Transitioning from Big to Small Business

According to the Small Business Association (SBA) Office of Advocacy, in 2009 small businesses employed about half of the private sector workforce in the United States or approximately 27.5 million people. The SBA Office of Advocacy defines a small business as one with fewer than 500 employees.
With corporate America downsizing, it seems reasonable that we can expect future job growth in the small-business, private sector. In fact, many workers are already making the transition from big to small business. And although this can be a positive experience for many, it can also initially lead to culture shock.
Following are just a few of the differences you might find when transitioning from big business to small business:
  • Multiple hats: Often, small-business employees wear multiple hats, which may fall outside of their primary roles and job descriptions. The mindset is often team-oriented, with a focus on doing whatever it takes to get the job done.
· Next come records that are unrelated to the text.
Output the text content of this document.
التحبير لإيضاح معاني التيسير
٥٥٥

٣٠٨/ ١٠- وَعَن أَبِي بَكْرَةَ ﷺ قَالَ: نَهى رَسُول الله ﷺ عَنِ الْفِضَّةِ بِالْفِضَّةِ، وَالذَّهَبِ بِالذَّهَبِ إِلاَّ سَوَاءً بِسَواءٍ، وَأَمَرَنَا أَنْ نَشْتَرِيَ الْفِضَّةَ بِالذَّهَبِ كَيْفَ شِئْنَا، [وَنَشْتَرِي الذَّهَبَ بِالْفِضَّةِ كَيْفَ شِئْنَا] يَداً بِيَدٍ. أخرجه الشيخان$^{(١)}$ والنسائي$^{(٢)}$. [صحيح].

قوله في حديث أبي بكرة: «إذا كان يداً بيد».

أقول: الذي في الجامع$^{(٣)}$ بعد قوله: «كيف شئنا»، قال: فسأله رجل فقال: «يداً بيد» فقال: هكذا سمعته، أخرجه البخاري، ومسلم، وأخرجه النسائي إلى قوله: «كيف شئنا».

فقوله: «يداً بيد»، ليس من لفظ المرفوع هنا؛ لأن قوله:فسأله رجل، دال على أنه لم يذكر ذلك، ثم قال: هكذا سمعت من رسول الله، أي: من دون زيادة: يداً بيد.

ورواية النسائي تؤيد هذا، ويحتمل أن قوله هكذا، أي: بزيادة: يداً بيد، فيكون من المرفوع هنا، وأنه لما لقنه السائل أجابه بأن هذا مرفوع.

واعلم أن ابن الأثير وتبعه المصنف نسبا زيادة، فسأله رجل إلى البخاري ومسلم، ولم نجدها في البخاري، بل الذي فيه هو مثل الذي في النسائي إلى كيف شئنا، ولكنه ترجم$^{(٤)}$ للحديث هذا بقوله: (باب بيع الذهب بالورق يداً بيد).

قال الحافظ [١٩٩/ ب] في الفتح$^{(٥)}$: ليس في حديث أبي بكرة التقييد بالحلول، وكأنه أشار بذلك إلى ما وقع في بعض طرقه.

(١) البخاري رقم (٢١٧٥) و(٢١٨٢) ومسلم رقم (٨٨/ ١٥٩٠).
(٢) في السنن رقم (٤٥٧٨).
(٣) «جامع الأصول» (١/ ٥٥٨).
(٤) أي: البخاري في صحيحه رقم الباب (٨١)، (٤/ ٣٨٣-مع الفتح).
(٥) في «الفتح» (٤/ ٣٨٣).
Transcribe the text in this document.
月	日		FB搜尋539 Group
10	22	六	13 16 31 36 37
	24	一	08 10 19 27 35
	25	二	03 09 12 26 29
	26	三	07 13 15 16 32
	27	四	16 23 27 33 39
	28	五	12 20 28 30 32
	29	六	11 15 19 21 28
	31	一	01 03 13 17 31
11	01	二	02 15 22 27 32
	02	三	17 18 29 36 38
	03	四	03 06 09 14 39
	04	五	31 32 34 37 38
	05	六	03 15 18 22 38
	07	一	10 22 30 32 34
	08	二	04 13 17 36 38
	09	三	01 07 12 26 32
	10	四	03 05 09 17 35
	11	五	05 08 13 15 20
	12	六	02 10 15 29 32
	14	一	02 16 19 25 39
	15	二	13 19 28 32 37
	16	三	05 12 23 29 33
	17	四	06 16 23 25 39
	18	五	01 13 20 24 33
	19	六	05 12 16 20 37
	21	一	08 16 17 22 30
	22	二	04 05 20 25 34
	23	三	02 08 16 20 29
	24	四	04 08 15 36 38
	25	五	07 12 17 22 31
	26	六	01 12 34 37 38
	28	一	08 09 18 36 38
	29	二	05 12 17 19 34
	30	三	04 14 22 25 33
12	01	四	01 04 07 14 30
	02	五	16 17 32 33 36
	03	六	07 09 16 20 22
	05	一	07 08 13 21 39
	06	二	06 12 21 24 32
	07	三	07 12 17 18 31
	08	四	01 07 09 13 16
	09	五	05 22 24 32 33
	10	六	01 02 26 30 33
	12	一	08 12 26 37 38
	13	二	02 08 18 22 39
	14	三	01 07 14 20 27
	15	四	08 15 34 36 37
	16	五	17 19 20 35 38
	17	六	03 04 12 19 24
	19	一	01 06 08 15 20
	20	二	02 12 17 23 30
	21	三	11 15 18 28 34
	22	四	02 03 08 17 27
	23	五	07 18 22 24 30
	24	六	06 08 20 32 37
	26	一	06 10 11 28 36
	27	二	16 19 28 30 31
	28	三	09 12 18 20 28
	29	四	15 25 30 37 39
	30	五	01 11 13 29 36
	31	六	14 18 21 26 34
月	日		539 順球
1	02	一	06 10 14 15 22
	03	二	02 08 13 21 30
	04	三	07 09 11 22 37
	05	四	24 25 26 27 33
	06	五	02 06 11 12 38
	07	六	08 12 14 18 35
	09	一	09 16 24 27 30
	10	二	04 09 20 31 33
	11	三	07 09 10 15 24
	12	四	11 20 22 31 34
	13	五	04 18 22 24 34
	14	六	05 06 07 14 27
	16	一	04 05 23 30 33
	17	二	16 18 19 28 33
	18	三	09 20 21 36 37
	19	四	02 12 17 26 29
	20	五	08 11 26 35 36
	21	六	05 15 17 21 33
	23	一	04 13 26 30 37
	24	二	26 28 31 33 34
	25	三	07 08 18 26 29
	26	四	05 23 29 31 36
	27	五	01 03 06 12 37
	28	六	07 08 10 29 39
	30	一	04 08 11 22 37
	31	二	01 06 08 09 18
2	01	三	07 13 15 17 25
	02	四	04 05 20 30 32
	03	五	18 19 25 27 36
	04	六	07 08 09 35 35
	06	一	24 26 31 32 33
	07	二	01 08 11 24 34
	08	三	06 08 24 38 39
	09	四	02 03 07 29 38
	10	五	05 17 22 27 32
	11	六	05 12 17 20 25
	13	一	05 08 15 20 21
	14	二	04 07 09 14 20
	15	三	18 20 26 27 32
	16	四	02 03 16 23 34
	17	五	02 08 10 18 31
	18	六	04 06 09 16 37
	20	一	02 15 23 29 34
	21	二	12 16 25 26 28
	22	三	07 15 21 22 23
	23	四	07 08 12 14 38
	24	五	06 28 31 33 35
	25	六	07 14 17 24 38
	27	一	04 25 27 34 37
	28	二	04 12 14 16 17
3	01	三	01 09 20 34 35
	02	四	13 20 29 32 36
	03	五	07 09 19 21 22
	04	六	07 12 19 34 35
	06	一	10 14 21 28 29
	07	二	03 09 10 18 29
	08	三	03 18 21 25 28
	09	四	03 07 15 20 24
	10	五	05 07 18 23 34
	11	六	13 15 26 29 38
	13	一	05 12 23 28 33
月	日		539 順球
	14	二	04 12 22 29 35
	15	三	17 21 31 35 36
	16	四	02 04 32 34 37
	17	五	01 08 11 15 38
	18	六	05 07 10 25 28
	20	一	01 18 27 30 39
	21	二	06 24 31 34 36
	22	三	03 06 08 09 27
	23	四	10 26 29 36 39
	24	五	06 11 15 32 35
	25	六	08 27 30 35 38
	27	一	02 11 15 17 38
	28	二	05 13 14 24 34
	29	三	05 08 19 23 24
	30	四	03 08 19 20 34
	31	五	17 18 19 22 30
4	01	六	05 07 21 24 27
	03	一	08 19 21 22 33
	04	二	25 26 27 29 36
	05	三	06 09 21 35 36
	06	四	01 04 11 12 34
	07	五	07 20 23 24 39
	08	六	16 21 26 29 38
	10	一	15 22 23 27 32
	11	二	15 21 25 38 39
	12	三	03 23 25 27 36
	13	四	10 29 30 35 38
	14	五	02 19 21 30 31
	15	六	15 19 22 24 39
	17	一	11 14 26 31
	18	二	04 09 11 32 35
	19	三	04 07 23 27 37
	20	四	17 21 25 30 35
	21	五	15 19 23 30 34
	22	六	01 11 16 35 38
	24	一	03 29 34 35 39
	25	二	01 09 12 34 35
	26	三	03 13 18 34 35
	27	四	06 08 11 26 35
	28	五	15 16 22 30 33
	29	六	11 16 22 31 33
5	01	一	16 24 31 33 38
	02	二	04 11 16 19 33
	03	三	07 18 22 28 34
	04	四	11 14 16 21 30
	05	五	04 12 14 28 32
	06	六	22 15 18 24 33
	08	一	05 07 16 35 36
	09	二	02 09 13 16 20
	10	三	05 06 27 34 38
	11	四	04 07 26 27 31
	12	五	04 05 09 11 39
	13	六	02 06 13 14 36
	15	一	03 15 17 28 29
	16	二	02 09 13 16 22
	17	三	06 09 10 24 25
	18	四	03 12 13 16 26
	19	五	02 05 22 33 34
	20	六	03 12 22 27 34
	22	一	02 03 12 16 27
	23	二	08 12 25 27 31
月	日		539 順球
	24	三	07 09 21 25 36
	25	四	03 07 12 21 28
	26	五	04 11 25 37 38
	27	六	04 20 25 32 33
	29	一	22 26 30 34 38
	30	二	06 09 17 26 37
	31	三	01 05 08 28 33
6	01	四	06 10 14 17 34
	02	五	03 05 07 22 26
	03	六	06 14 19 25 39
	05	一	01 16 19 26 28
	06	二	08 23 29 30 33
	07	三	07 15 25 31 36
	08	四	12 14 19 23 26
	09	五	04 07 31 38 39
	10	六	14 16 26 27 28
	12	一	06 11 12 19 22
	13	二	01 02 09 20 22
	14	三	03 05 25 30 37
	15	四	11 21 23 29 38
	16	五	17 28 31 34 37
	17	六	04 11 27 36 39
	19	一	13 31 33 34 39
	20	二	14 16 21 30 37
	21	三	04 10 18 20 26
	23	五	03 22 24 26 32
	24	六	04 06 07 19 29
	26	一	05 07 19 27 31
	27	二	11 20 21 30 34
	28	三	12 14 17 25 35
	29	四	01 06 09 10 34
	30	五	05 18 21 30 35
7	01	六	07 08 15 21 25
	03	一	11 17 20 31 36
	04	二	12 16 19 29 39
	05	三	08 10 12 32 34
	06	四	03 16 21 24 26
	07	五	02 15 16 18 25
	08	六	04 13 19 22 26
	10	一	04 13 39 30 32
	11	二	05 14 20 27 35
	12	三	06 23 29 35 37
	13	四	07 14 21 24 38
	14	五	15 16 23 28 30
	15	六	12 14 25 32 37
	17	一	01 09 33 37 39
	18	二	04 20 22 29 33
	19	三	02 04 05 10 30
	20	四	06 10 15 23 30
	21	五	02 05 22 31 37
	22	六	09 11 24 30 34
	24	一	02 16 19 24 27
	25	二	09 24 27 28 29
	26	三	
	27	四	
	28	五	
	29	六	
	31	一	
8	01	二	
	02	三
  • Fewer resources: Small businesses typically have fewer resources—financial, human, and technical to name a few. This often means workers must get creative in doing more for less and in problem solving.
  • Hands-on work: Since there are fewer resources, the approach at work is more hands-on. You may find yourself involved with strategy, planning, and even tactical implementation.
  • Sense of ownership: Wearing multiple hats in a hands-on environment can lead to a greater sense of ownership in the work and the overall company performance.
  • Increased exposure: With a lean office team, you may find yourself interacting directly with senior management, including the company president. You may also experience increased contact with customers.
  • Limited red tape: Where big business is often known for excessive red tape and rigid processes, small business tends to be more agile, with fewer defined processes.